19 Responses to “Tory NI plans treat us all like fools”

  1. Henry

    Gosh, I’d never heard that one about ‘socialists’ before. So original.

    Let’s get rid of corporation tax (a tax on jobs, obviously), income tax (deters people from spending, so destroys jobs), VAT (ditto), IHT (stops dead rich people from spending money). And so on.

  2. huh?

    You are being deliberately dishonest. National Insurance is made up of two components: one part is paid directly by employees (11% of your salary) and one part is paid by your employer (currently 12.8% of your salary). Accordingly if you are paid £100 a week by your employer – the actual cost per week of employing you for the employer is really £112.80 as the employer also needs to pay a NI contribution on your behalf to the HMRC. This doesn’t matter so much in small companies, but in large companies which employ hundreds or thousands of employees (i.e. the kind which are currently writing letters in support of not raising the employers contribution to NI) a 1 percentage point increase can add up to a heck of a lot. There is no room to question that this is a tax on employment – it patently is.

    Labour then attack the Tories by saying it is impossible to cut £6 billion (the amount of ‘lost revenue’ from not putting up the employer’s contribution to NI by 1% point) from the government’s budget without affecting frontline services. This year the Government is budgeting to spend £655 billion. £6 billion is therefore 0.9% of this total. Its ridiculous to say that you can’t reduce this budget by less than one percent without endangering frontline jobs.

    Labour then say you can’t afford to take £6 billion out of the economy at a time like this. Firstly it is not being ‘taken out of the economy’ – its actually just not being taxed out of the productive side of the economy and eaten up by government. The money remains in the hands of companies who can use it to boost their profits and thus potentially hire more employees, spend it on developing new products, etc. etc. Secondly, the UK’s GDP in 2010 is estimated to be about £1,200 billion. The so called £6 billion ‘cut’ is only 0.5% of that total. Even if that sum was to be magically ‘taken out of the economy’ (which it isn’t) it wouldn’t make any difference.

    How this can actually be a ‘debate’ mystifies me.

  3. Evidence based? Really?

    Tyler and Mr Furious are spot on. Will the author admit that these charges are not evidence based?? NI is vastly different to income tax and VAT, to claim otherwise is plain wrong.

    I’m honestly not sure how £6billion giving money back to consumers and business will endanger the recovery- surely it is a perfectly valid stimulus to get people spending more and not to discourage employers from hiring?

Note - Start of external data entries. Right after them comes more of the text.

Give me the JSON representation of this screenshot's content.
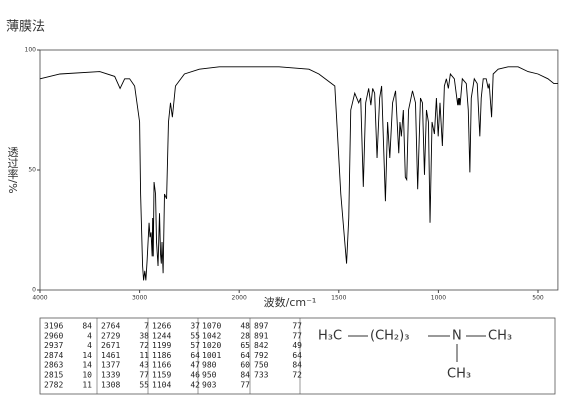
{
  "chart_data": {
    "type": "line",
    "title": "薄膜法",
    "x_label": "波数/cm⁻¹",
    "y_label": "透过率/%",
    "color": "#000000",
    "xlim": [
      4000,
      400
    ],
    "xticks": [
      4000,
      3000,
      2000,
      1500,
      1000,
      500
    ],
    "ylim": [
      0,
      100
    ],
    "yticks": [
      0,
      50,
      100
    ],
    "x": [
      4000,
      3800,
      3400,
      3250,
      3196,
      3150,
      3100,
      3050,
      3000,
      2990,
      2970,
      2960,
      2948,
      2937,
      2925,
      2905,
      2895,
      2885,
      2874,
      2869,
      2863,
      2855,
      2840,
      2830,
      2815,
      2800,
      2790,
      2782,
      2775,
      2764,
      2750,
      2729,
      2710,
      2690,
      2671,
      2640,
      2550,
      2400,
      2200,
      2000,
      1800,
      1650,
      1600,
      1520,
      1490,
      1461,
      1450,
      1440,
      1420,
      1400,
      1390,
      1377,
      1365,
      1350,
      1339,
      1330,
      1320,
      1308,
      1295,
      1285,
      1266,
      1255,
      1244,
      1230,
      1215,
      1199,
      1193,
      1186,
      1176,
      1166,
      1159,
      1150,
      1130,
      1115,
      1104,
      1090,
      1080,
      1070,
      1060,
      1050,
      1042,
      1032,
      1020,
      1010,
      1001,
      992,
      980,
      970,
      960,
      950,
      940,
      920,
      903,
      900,
      897,
      894,
      891,
      880,
      860,
      850,
      842,
      835,
      820,
      805,
      792,
      785,
      775,
      760,
      750,
      745,
      733,
      725,
      700,
      650,
      600,
      550,
      500,
      450,
      420,
      400
    ],
    "values": [
      88,
      90,
      91,
      89,
      84,
      88,
      88,
      85,
      70,
      40,
      10,
      4,
      8,
      4,
      12,
      28,
      22,
      24,
      14,
      30,
      14,
      45,
      40,
      20,
      10,
      32,
      15,
      11,
      20,
      7,
      40,
      38,
      70,
      78,
      72,
      85,
      90,
      92,
      93,
      93,
      93,
      92,
      90,
      85,
      40,
      11,
      30,
      75,
      82,
      78,
      80,
      43,
      78,
      84,
      77,
      84,
      82,
      55,
      80,
      85,
      37,
      70,
      55,
      78,
      83,
      57,
      70,
      64,
      75,
      47,
      46,
      75,
      83,
      78,
      42,
      80,
      78,
      48,
      75,
      70,
      28,
      70,
      65,
      80,
      64,
      78,
      60,
      85,
      88,
      84,
      90,
      88,
      77,
      80,
      77,
      80,
      77,
      88,
      86,
      75,
      49,
      80,
      88,
      86,
      64,
      80,
      88,
      88,
      84,
      86,
      72,
      90,
      92,
      93,
      93,
      91,
      90,
      88,
      86,
      86
    ]
  },
  "peak_table": [
    [
      [
        3196,
        84
      ],
      [
        2960,
        4
      ],
      [
        2937,
        4
      ],
      [
        2874,
        14
      ],
      [
        2863,
        14
      ],
      [
        2815,
        10
      ],
      [
        2782,
        11
      ]
    ],
    [
      [
        2764,
        7
      ],
      [
        2729,
        38
      ],
      [
        2671,
        72
      ],
      [
        1461,
        11
      ],
      [
        1377,
        43
      ],
      [
        1339,
        77
      ],
      [
        1308,
        55
      ]
    ],
    [
      [
        1266,
        37
      ],
      [
        1244,
        55
      ],
      [
        1199,
        57
      ],
      [
        1186,
        64
      ],
      [
        1166,
        47
      ],
      [
        1159,
        46
      ],
      [
        1104,
        42
      ]
    ],
    [
      [
        1070,
        48
      ],
      [
        1042,
        28
      ],
      [
        1020,
        65
      ],
      [
        1001,
        64
      ],
      [
        980,
        60
      ],
      [
        950,
        84
      ],
      [
        903,
        77
      ]
    ],
    [
      [
        897,
        77
      ],
      [
        891,
        77
      ],
      [
        842,
        49
      ],
      [
        792,
        64
      ],
      [
        750,
        84
      ],
      [
        733,
        72
      ]
    ]
  ],
  "structure": {
    "left": "H₃C",
    "chain": "(CH₂)₃",
    "n": "N",
    "right": "CH₃",
    "down": "CH₃"
  }
}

    “the respective positions on NI means little in economic terms” Really?? Why then have all business groups, GB’s own advisors (no they are not tories before you try that old hat) said that it is?

    Simple economics; the more you tax employers on the staff they take on the less profitable it is to do so. Companies are motivated by profit, decrease the profit margin on an activity an decrease the incentive.

    I REALLY REALLY want to see the author respond to mine, Tyler and Mr Furious concerns.

  4. Varun

    FT Economics Editor Chris Giles on the same topic, with the same argument – quote: “national insurance cannot be described as a tax on jobs that will wreck the recovery…this is elementary textbook stuff”

    http://blogs.ft.com/money-supply/2010/04/08/uk-election-2010-national-insurance-nonsense/?utm_source=feedburner&utm_medium=feed&utm_campaign=Feed%3A+ft%2Fmoney-supply+(Money+Supply)

  5. Mr. Sensible

    Guys, would those retail businesses prefer an increase in VAT?

    After all, all Tory governments increase VAT and, tellingly, the Director General of the British Chambers of Commerce said on the radio that VAT was the lesser of 2 evils.

    Despite the fact that an increase in VAT would directly effect those retailers!